|
Aşk ve şirk ve put
Platon'un ideler âlemini sözcükler âlemi olarak tahayyül etmemiz niçin mümkün olmasın? Uzayda uçuşan sözcükler...

Sözcükler uçuşuyor. Uçuşan sözcükler birilerinin zihin dünyasında yer buluyor. Bu aynı sözcükler başka birinin zihin dünyasını da ziyaret edemez mi? Ediyor. Aynı sözcükler dünyanın iki farklı yerinde oturan iki ayrı kişinin zihin dünyasında yer buluyor. Böylece, evet böylece o iki kişi aynı sözcüklere sahip çıkıyor.
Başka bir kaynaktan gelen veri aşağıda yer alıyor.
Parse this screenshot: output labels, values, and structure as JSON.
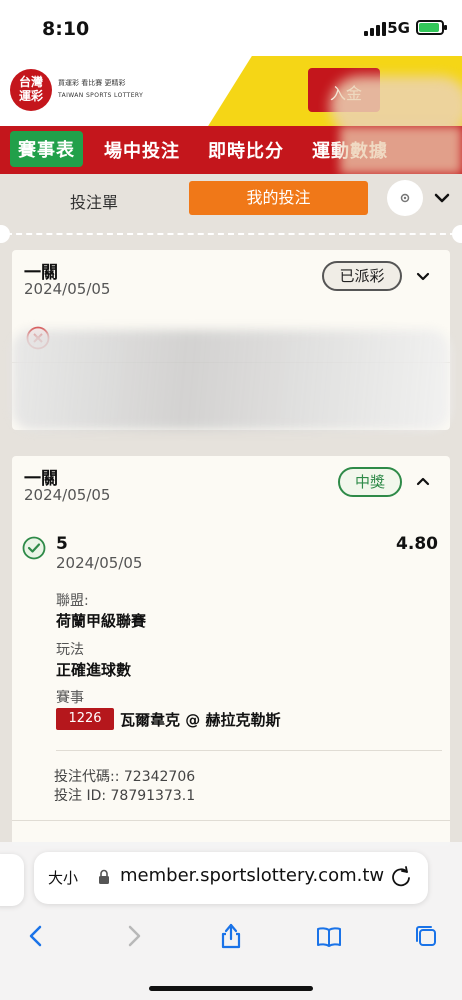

İşte sözcüklere başvurmadan bu iki insanın birbiriyle uzlaşmaya varmasını, birbirini görmeden bir iletişim ortamında buluşmasını sağlayan düzenek böylece kurulmuş oluyor. Uzlaşma ve çatışma, başka söyleyişle iki insan arasındaki ilişki sürecinde yaşanacak dirlik ve gerilim ortamı bu suretle oluşmuş bulunuyor.

Bir yerde iki insan yaşıyorsa, o iki insanın sürgit sürtüşmesiz, kavgasız yaşaması söz konusu olamaz.

Sürtüşmesiz olay, bir, cennet ortamında yaşanmıştı.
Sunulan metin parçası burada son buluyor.